For three days, representatives of African civil society and governments, including the current President of the African Union, Macky Sall, met to promote Africa’s position in the global climate debate. A position that was not heard enough, which is underlined by a report from the Mo Ibrahim Foundation published upstream of the forum.
Poverty, food insecurity, population movements, conflicts over resources …: The “Facts and Figures” report from the Mo Ibrahim Foundation paints an alarming picture of the consequences of global warming for the continent.

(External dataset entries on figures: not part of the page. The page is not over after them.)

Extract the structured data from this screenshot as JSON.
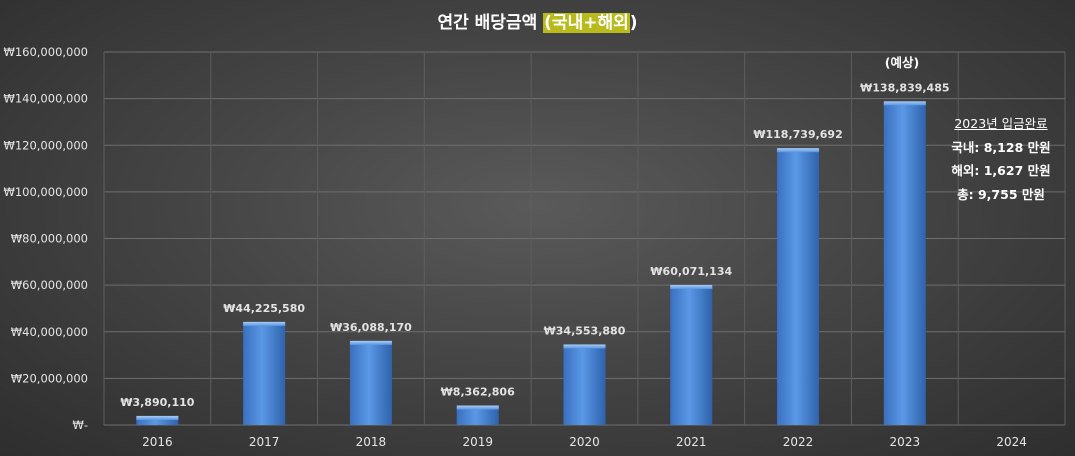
{
  "chart_data": {
    "type": "bar",
    "title_main": "연간 배당금액 ",
    "title_highlight": "(국내+해외",
    "title_tail": ")",
    "categories": [
      "2016",
      "2017",
      "2018",
      "2019",
      "2020",
      "2021",
      "2022",
      "2023",
      "2024"
    ],
    "values": [
      3890110,
      44225580,
      36088170,
      8362806,
      34553880,
      60071134,
      118739692,
      138839485,
      null
    ],
    "data_labels": [
      "₩3,890,110",
      "₩44,225,580",
      "₩36,088,170",
      "₩8,362,806",
      "₩34,553,880",
      "₩60,071,134",
      "₩118,739,692",
      "₩138,839,485",
      ""
    ],
    "ylim": [
      0,
      160000000
    ],
    "ytick_values": [
      0,
      20000000,
      40000000,
      60000000,
      80000000,
      100000000,
      120000000,
      140000000,
      160000000
    ],
    "ytick_labels": [
      "₩-",
      "₩20,000,000",
      "₩40,000,000",
      "₩60,000,000",
      "₩80,000,000",
      "₩100,000,000",
      "₩120,000,000",
      "₩140,000,000",
      "₩160,000,000"
    ],
    "grid": true,
    "bar_color": "#4a86d8",
    "annotations": {
      "projection": "(예상)",
      "summary_title": "2023년 입금완료",
      "summary_lines": [
        "국내: 8,128 만원",
        "해외: 1,627 만원",
        "총: 9,755 만원"
      ]
    }
  }
}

These African characteristics are not sufficiently taken into account, according to the Foundation, which recalls that the ten countries hardest hit by climate change are in Africa, countries such as Niger, Somalia or Chad, and that without concrete action, 40 million more people will fall into extreme poverty. .
► To read also:Climate change: Africa needs more funding, says the IPCC
On Wednesday, at the opening of the forum, Senegalese Macky Salla appealed for a fair energy transition for Africa. For him, the continent should be allowed to use its own resources, especially natural gas, to fill its energy deficit.
For the authors of the report, the development of renewable energy, in addition to gas, can stimulate a green economy on the continent.
Today, the Egyptian Minister of Energy received the results of the report. They will serve as the basis for the next COP27 next November in Sharm el-Sheikh, Egypt.
■ To protect the climate and provide access to energy for all
At the latest COP26 in Glasgow, several countries agreed to put a stop to the financing of fossil fuels. “A mistake” according to the Mo Ibrahim Foundation, which emphasizes the importance of finding a balance between access to energy for all and climate protection. Interview with Nathalie Delapalme, CEO of the foundation.
What reality does Africa face when we talk about the end of fossil fuels?
NA: We are in Africa on a continent where 600 million people still do not have access to electricity – 600 million are twice as many as the United States and 1.3 times the population of the European continent – where 900 million people still do not have access to clean fuels for cooking, with major health consequences; so it means that we must succeed in finding a balance between the care of ensuring this access to energy for all and the protection of the climate.
To achieve this balance, you advocate the use of natural gas, but this solution goes against the will of the international community to get out of fossil fuels …
Again, on a continent where 600 million people still do not have access to electricity, it is clear that we can not immediately cope without gas as a transitional energy; Firstly because gas exists, we have 18 countries that produce gas, then because it is by far the least polluting fossil fuel. So to exclude gas from all funding, which was made at the last COP26, is in our view a mistake and a mistake that can be costly in terms of development for the African continent.
How to calm the international community?
We must succeed in finding both a balance point and I would say a path that allows us to continue to use gas, which allows us to make better use of gas while developing renewable energy. When I say use better: it also means finding ways to solve big problems: which are issues of distribution, transport and consumer access.
Why is it important that your message is heard?
We may risk developing solutions in the fight against climate change, but to the detriment of achieving the goals of sustainable development because we recalled the particular vulnerability of the African continent in terms of desertification and when we add the impact of Covid, plus the impact of the Ukrainian conflict today, means that we face great risks of increased instability, social crises, conflicts over resources. Therefore, do not sacrifice the commitments of the international community in terms of development solely for the sake of the climate. People’s lives are at stake, people’s lives immediately.